8.10.13
Rabbit Reading
Okay, I admit it. I was more than a little reluctant to embark on rabbit ownership so soon after taking on the responsibility of a new puppy. But Alice had worked so hard, for months, researching for hours on the internet, buying books on rabbit care, special toys and equipment out of her pocket money, and even building a palatial hutch pretty much all by herself, that we couldn't hold out any longer.
So Momo and Meyer entered our lives. (Meyer was originally christened Maya, until a visit to the vet set us straight on his gender. Now we think of him as Meyer Lansky, the small but crafty gangster from Boardwalk Empire.)
At first it all seemed to be too much. Plastic tubs full of hay and pellets and litter; daily cleaning; thrice daily food supply; the mysterious nightly noises emanating from their hutch; the sweeping up of pellets, emptying contaminated water, removal of spoiled hay; the worry that we might soon be hosting unwanted baby bunnies (at least now we know that's not going to happen)... Even though Alice is doing most of the work, it just seemed like a lot of labour for not much reward. I remembered with dread how friends had warned us that rabbits were boring. They weren't like the puppy, who barks and frisks and cuddles up to us, who is frantic with joy at the sight of us, who looks contrite when she makes a mistake, and expresses her personality every moment of the day. The rabbits just kind of... sat there.
Then I read Watership Down. Because fiction holds the answer to every problem.
And in this case, it did.
Losing myself in the story of Hazel, Fiver, Bigwig and the rest, I was completely caught up in their adventures, their rabbit mythology, all the careful, vivid details of the English countryside, their special language and their rabbit-centred view of the world.

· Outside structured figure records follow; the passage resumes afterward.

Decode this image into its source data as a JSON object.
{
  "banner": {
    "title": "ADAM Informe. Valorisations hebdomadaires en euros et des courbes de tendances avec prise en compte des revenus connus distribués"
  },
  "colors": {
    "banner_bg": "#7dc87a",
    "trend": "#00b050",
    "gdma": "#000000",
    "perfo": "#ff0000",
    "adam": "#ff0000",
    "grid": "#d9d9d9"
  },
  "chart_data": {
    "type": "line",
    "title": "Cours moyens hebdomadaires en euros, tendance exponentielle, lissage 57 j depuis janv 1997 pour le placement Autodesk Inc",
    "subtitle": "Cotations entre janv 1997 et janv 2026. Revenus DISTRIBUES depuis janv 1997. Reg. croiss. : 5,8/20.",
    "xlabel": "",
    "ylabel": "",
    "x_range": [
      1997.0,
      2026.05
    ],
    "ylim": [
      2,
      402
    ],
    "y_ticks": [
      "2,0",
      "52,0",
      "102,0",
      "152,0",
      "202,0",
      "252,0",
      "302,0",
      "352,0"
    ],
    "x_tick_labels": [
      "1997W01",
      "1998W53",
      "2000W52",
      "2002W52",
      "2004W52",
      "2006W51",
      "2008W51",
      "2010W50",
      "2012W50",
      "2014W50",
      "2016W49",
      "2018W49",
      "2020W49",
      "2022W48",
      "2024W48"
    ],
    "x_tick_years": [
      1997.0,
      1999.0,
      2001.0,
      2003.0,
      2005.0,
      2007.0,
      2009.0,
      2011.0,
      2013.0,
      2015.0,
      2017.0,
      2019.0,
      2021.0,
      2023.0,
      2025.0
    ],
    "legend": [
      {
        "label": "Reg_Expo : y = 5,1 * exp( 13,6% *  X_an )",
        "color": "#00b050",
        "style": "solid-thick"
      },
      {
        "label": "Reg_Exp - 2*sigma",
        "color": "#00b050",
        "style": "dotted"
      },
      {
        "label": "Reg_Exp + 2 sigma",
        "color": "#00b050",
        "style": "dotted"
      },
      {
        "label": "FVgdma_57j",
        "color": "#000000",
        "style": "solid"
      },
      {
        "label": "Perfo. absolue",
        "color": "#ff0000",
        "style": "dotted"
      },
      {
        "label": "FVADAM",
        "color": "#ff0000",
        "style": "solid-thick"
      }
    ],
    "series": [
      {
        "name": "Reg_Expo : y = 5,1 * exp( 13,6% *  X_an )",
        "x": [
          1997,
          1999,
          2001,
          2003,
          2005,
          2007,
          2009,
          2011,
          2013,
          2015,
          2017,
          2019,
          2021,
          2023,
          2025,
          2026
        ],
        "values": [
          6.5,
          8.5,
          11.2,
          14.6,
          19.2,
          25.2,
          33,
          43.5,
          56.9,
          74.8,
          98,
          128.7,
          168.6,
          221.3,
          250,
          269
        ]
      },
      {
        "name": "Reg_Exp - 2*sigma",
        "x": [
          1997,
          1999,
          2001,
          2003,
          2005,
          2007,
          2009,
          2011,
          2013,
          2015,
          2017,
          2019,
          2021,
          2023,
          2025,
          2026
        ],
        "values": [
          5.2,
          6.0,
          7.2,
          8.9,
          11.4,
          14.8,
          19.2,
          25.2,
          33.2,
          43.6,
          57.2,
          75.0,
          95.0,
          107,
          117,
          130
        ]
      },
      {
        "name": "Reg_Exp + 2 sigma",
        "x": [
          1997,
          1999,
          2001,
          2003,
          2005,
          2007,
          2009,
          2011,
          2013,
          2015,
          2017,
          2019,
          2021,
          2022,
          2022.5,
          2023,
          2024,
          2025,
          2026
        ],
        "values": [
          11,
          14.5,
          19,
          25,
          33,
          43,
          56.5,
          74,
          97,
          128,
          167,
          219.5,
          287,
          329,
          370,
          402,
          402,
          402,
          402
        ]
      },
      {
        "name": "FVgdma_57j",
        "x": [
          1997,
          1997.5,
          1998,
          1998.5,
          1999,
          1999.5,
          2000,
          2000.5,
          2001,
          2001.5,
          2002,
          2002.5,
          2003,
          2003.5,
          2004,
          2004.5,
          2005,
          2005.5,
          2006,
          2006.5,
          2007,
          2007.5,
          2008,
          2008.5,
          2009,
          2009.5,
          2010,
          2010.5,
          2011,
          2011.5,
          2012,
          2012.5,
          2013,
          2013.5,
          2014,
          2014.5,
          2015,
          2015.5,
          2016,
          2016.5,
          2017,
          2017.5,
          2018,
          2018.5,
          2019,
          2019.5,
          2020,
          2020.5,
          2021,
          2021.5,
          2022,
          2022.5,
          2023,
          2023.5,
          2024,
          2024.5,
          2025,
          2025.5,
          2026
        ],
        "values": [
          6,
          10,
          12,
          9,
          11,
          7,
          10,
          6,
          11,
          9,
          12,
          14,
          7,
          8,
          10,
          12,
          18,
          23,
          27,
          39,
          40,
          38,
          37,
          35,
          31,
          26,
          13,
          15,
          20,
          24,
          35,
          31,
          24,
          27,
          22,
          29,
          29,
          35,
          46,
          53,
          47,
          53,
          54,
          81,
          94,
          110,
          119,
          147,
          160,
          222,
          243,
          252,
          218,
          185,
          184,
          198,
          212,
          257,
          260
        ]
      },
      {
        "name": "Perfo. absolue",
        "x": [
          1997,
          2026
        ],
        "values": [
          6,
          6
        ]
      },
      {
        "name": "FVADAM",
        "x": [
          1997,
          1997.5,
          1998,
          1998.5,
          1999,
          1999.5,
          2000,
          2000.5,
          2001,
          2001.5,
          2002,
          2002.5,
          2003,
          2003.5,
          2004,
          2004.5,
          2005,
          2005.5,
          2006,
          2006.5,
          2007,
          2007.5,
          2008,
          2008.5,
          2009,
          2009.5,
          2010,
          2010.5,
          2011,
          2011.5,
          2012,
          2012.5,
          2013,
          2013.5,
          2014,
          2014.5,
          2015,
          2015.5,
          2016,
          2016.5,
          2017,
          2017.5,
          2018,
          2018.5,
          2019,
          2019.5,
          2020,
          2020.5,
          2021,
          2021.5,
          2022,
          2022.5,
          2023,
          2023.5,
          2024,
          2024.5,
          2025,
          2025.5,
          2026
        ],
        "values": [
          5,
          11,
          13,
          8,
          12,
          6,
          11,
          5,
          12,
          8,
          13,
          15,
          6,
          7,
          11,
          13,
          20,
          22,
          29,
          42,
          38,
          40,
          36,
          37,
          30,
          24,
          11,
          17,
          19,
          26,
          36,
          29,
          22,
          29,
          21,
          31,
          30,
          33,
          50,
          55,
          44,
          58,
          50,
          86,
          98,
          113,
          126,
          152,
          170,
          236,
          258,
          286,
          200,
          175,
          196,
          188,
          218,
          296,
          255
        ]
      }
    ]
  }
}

But most of all, Richard Adams made me care passionately about the fate of these characters -- steady Hazel, uncanny Fiver, clever Blackberry, loyal little Pipkin, desperate Strawberry, the courageous hutch rabbit Clover, the terrifying General Woundwort.
Because this is the gift of fiction: to make us empathise with people whose experiences and view of life are very different from our own. Even when those people happen to be rabbits.
And now I find that I can appreciate beautiful Momo's sweetness, and his tentative forays into the unfamiliar. I can applaud the bold leadership of Meyer, who made three daring escape bids in as many days. Watership Down has made me see that our bunnies are people, too. Not humans; but people.